Elie Wiesel tells the story about his trip with other Jewish leaders to Cambodia to commemorate the genocide there. “I saw what the Cambodia refugees looked like when they arrived in
Thailand-walking skeletons with somber eyes and crazy with fear…..”How could a Jew like myself stay at home and not go to the help of an entire people?” Some will say to me.” Yes, when you needed help nobody came forward. True it is because  nobody came forward to help  me that I felt it my duty to  help these victims.”
 This is what Judaism is all about. We know what it means to be a stranger from Biblical times to today.[Surely] it is our right to say that the Cambodian suffering [does not] “equal”
 Auschwitz. Auschwitz, according to Wiesel, “should serve as frame of reference but that is all.” Yet that distinction does not exempt us from responding to assist peoples who are victims of genocide. This is why the current crisis in the Middle East the result of a refugee crisis in Europe approaching a million searching for safety is a test for Europe’s moral compass. I suppose the same can be said of us in America in dealing with 11 million illegal migrants across our own border.

What I suspect Portman and her generation do not understand is that through our own experience as Jews facing anti-Semitism we can better empathize with the universality of suffering around the world. Our job is to teach our young and the community about the Holocaust not just to promote our own status as victims but to teach the world that we all have a duty to help and to not turn a blind eye to others who call out for help. As the Torah says, “You shall remember that you were strangers in the land of Egypt.” We have lived by that ethos.
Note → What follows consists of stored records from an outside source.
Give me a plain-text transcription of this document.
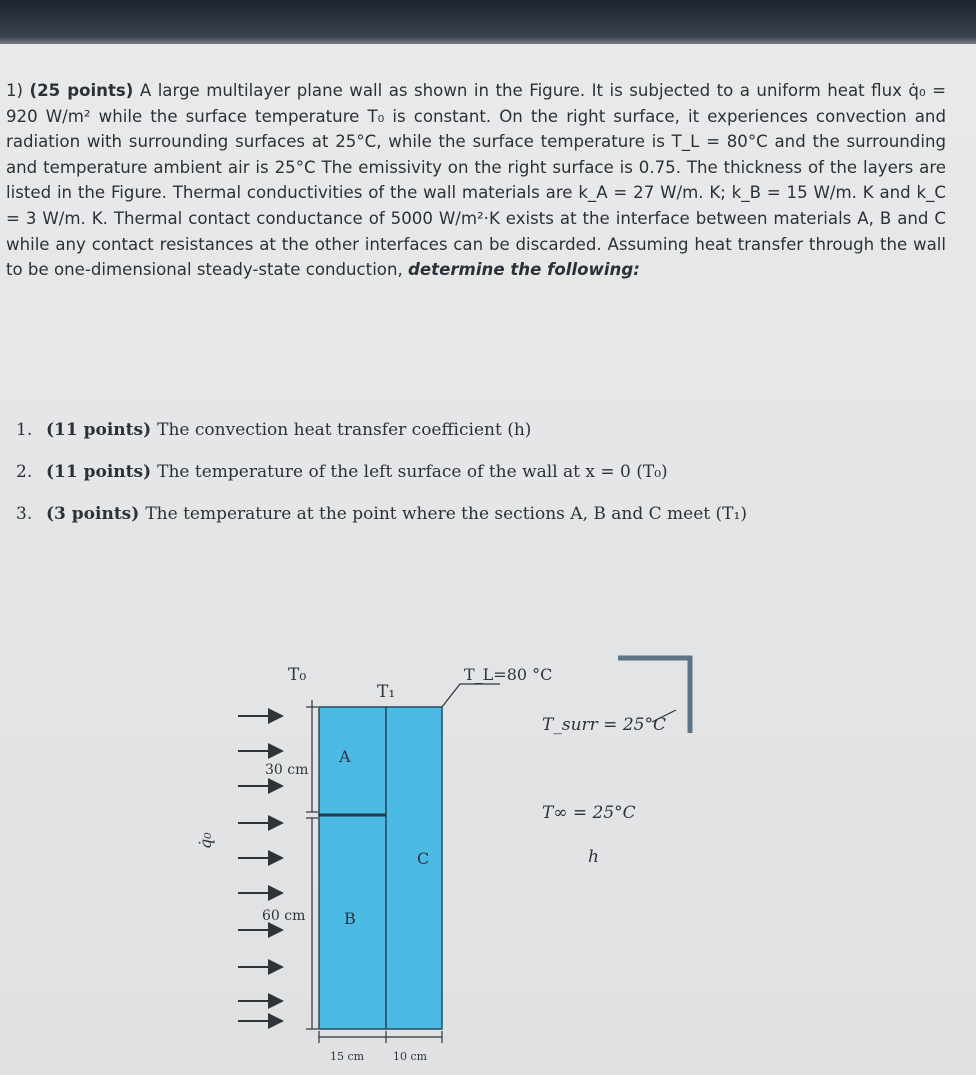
1) (25 points) A large multilayer plane wall as shown in the Figure. It is subjected to a uniform heat flux q̇₀ = 920 W/m² while the surface temperature T₀ is constant. On the right surface, it experiences convection and radiation with surrounding surfaces at 25°C, while the surface temperature is T_L = 80°C and the surrounding and temperature ambient air is 25°C The emissivity on the right surface is 0.75. The thickness of the layers are listed in the Figure. Thermal conductivities of the wall materials are k_A = 27 W/m. K; k_B = 15 W/m. K and k_C = 3 W/m. K. Thermal contact conductance of 5000 W/m²·K exists at the interface between materials A, B and C while any contact resistances at the other interfaces can be discarded. Assuming heat transfer through the wall to be one-dimensional steady-state conduction, determine the following:
1. (11 points) The convection heat transfer coefficient (h)
2. (11 points) The temperature of the left surface of the wall at x = 0 (T₀)
3. (3 points) The temperature at the point where the sections A, B and C meet (T₁)
T₀
T₁
T_L=80 °C
T_surr = 25°C
T∞ = 25°C
h
q̇₀
30 cm
60 cm
15 cm	10 cm
A
B
C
One of our congregants has recently donated these artifacts from the concentration camps. I am showing you a suitcase belonging to a twenty-four year old man who died in Dachau. This next artifact I hold before everyone is a shirt from the camps with a Jewish star and others items. My hope is that we can display them for our young and for the community at large so that in the low country we too can do our fair share to educate our entire community about the Holocaust for years to come. This is not exploiting ourselves as victims but performing a mitzvah.
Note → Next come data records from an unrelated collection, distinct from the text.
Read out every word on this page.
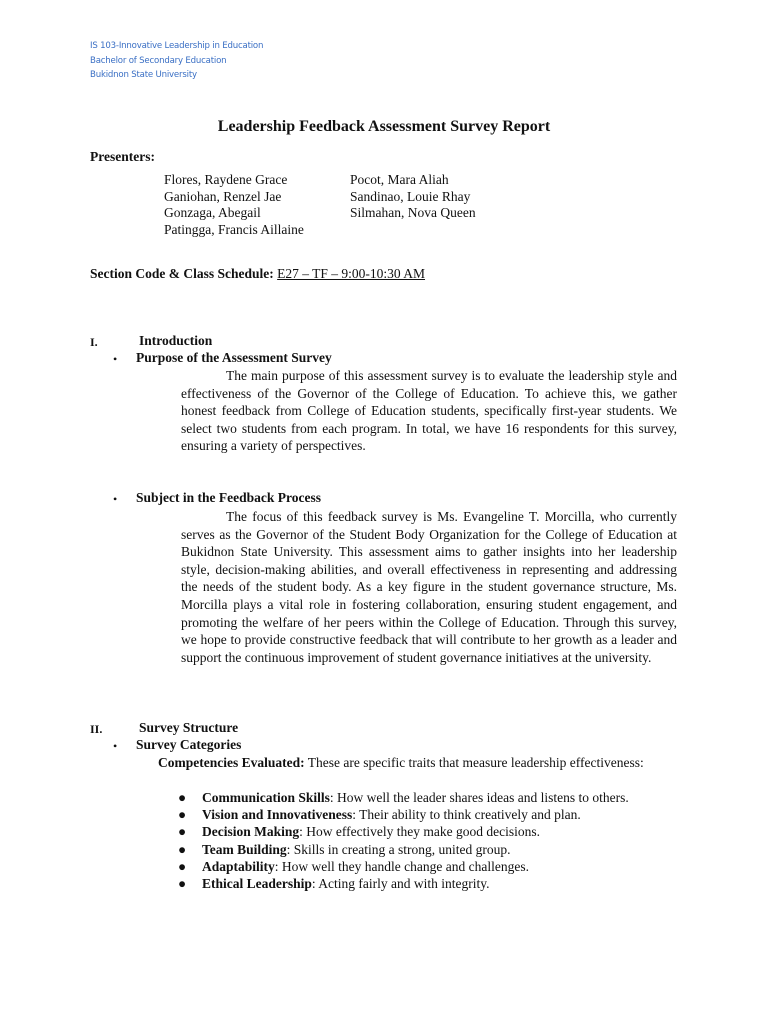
IS 103-Innovative Leadership in Education
Bachelor of Secondary Education
Bukidnon State University
Leadership Feedback Assessment Survey Report
Presenters:
Flores, Raydene Grace
Ganiohan, Renzel Jae
Gonzaga, Abegail
Patingga, Francis Aillaine
Pocot, Mara Aliah
Sandinao, Louie Rhay
Silmahan, Nova Queen
Section Code & Class Schedule: E27 – TF – 9:00-10:30 AM
I.	Introduction
• Purpose of the Assessment Survey

The main purpose of this assessment survey is to evaluate the leadership style and effectiveness of the Governor of the College of Education. To achieve this, we gather honest feedback from College of Education students, specifically first-year students. We select two students from each program. In total, we have 16 respondents for this survey, ensuring a variety of perspectives.

• Subject in the Feedback Process

The focus of this feedback survey is Ms. Evangeline T. Morcilla, who currently serves as the Governor of the Student Body Organization for the College of Education at Bukidnon State University. This assessment aims to gather insights into her leadership style, decision-making abilities, and overall effectiveness in representing and addressing the needs of the student body. As a key figure in the student governance structure, Ms. Morcilla plays a vital role in fostering collaboration, ensuring student engagement, and promoting the welfare of her peers within the College of Education. Through this survey, we hope to provide constructive feedback that will contribute to her growth as a leader and support the continuous improvement of student governance initiatives at the university.

II.	Survey Structure
• Survey Categories
Competencies Evaluated: These are specific traits that measure leadership effectiveness:
● Communication Skills: How well the leader shares ideas and listens to others.
● Vision and Innovativeness: Their ability to think creatively and plan.
● Decision Making: How effectively they make good decisions.
● Team Building: Skills in creating a strong, united group.
● Adaptability: How well they handle change and challenges.
● Ethical Leadership: Acting fairly and with integrity.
My prayer is that Ms. Portman will rethink her statement and that those of her generation who may identify with her thoughts will see more clearly that our way of teaching the world to reject hatred and to reject genocide and to reject apathy is part of our duty as Jews to perform Tikkun Olam  [and] repair the world.

1 comment:

Bob Bush said...

Rabbi, she does have a point that has some validity. You know how some people who are trying to impress others might say "my thing is greater or better than yours," such as "my car is newer, better or more expensive than yours," or that "my son has a better job, career, etc. than yours." So, with the Holocaust, it may appear that some Jews might say "my suffering was greater than yours" to the extent of denying any other people's suffering.
On the other hand, our young, today, even the decendants of survivors, really have no idea about what these European Jews went through and how much suffering there really was. Today, to our kids, it is just "another movie." "Can this be real?"
Therefore, we do need the education and museums and monuments, "lest we forget." They are already forgetting, in spite of all of the reminders. We do have a history of suffering. We also have a fabulous history of achievement, charity, and contributions to society. The world needs to hear that, also.